Some might argue that semantic search is in its infancy. Indeed, when we look at the level of understanding that is involved in modern-day search engines, both on the web and elsewhere, we come to the obvious conclusion that there’s a lot of room for improvement. Most of the time, information objects are retrieved and ordered solely using their textual representation, using little or no knowledge of what it these texts actually mean. My scientific work aims to incorporate this knowledge, e.g., by identifying concepts in queries, tweets, or any other text, and shows that it can be successfully applied to improve information access and retrieval. My work hinges on two things: statistical, bottom-up information access methods and semantic, top-down knowledge. It is where these two come together to form a kind of semantic search where interesting things happen.

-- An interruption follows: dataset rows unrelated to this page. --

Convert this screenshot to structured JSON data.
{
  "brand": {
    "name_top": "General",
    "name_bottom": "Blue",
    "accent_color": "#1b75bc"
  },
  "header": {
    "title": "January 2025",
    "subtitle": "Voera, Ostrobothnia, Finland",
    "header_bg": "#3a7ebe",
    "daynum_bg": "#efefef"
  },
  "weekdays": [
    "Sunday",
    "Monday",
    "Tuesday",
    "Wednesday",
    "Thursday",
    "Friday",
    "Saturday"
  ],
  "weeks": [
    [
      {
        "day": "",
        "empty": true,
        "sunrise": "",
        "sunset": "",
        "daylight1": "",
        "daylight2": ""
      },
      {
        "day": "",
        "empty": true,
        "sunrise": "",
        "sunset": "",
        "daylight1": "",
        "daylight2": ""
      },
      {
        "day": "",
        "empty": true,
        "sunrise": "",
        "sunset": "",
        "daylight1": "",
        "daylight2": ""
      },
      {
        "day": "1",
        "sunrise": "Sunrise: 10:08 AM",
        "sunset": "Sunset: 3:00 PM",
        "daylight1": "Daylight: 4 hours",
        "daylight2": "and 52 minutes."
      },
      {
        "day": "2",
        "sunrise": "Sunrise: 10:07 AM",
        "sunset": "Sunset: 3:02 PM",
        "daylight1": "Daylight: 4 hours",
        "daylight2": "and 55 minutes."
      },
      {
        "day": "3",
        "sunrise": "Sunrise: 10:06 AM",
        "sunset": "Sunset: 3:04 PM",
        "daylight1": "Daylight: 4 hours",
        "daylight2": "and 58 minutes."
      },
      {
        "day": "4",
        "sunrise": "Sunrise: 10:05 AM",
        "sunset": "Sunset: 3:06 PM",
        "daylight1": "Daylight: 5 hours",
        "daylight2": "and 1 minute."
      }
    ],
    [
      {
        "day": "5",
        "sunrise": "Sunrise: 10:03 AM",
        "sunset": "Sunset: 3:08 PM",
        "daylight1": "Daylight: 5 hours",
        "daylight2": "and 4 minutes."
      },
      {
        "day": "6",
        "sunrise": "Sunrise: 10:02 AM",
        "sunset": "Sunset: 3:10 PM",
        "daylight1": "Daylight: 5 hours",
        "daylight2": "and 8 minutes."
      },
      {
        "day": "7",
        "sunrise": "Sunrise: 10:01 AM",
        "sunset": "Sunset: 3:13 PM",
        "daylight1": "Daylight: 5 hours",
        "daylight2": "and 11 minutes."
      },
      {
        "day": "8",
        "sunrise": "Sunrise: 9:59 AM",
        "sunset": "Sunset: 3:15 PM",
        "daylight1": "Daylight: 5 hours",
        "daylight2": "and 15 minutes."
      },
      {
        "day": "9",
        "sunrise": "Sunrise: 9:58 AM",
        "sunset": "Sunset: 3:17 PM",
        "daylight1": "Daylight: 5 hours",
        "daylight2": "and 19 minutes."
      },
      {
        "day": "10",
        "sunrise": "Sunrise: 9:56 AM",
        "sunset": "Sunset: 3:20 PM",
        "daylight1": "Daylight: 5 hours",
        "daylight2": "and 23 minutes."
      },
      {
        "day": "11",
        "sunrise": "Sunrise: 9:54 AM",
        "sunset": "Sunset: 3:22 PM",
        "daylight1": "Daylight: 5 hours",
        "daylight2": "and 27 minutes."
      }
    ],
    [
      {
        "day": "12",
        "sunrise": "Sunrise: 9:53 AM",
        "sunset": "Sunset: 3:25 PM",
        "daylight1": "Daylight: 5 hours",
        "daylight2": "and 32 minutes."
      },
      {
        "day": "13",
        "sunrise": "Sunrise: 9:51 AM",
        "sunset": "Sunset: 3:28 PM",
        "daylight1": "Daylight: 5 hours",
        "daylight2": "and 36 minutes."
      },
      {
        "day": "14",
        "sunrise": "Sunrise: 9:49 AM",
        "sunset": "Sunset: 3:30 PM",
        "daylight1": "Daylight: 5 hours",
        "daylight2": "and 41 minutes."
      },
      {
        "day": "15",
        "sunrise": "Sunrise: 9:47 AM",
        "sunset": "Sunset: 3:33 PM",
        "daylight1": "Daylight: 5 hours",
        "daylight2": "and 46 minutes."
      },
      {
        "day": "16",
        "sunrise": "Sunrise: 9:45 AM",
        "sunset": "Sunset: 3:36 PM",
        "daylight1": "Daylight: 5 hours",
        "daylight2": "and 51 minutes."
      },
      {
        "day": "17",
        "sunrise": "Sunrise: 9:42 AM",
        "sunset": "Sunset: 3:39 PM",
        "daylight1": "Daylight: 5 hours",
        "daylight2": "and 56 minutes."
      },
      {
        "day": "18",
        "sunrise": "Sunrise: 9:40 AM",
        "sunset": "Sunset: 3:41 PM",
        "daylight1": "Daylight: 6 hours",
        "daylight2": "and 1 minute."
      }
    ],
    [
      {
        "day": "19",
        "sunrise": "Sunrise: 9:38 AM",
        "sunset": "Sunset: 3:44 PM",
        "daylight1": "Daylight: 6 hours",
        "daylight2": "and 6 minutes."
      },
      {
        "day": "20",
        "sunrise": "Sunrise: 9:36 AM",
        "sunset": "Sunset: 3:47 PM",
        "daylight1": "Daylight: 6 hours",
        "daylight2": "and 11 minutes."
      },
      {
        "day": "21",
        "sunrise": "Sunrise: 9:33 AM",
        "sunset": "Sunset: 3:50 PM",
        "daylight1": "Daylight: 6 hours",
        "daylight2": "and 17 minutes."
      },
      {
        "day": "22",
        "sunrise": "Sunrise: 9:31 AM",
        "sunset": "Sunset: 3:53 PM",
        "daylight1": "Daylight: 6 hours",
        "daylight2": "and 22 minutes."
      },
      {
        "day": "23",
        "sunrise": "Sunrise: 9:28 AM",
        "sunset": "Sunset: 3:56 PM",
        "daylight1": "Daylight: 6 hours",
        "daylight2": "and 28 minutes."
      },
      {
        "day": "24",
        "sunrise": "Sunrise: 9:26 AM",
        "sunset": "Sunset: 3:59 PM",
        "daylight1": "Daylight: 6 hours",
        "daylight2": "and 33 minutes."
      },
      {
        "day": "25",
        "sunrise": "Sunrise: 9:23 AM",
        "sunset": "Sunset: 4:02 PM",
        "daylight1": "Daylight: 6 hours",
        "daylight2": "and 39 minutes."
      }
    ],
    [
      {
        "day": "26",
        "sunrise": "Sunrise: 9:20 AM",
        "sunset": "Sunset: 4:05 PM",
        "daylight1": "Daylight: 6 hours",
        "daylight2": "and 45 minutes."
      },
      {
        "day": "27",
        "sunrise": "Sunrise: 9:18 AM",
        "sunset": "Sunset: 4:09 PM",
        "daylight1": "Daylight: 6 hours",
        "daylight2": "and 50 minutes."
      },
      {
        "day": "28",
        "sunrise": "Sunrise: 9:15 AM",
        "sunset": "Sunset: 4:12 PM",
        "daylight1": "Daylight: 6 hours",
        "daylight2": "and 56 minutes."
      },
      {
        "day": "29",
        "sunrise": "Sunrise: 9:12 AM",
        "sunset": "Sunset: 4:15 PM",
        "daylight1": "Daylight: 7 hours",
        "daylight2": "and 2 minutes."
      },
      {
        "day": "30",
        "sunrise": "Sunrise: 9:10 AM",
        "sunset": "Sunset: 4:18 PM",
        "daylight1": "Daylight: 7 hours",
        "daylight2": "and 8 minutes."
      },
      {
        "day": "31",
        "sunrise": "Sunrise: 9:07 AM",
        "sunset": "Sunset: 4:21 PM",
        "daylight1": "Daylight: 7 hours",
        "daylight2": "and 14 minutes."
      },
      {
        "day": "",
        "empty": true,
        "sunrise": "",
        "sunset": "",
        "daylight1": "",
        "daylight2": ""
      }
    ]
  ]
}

Research projects I have been involved with over the years include VL-e, CCCT, and DAESO. CCCT is a collaboration between institutes and groups of several faculties of the University of Amsterdam and the Hogeschool van Amsterdam, which work together on a project basis in the field of content and technology. The aim is to combine the strengths of these groups in research and education in a unique multi-disciplinary setting, and preferably in collaboration with the (creative) industries in and around Amsterdam. DAESO investigated the detection of semantic overlap between Dutch sentences and the exploitation of this knowledge in a range of NLP applications. I also worked on DutchSemCor and LiMoSINe, two projects that center around semantic search, semantic annotations, and semantic information access. Currently, I’m a research scientist at Yahoo Labs where I mainly work on using entities to improve information access in general and the overall user experience in particular.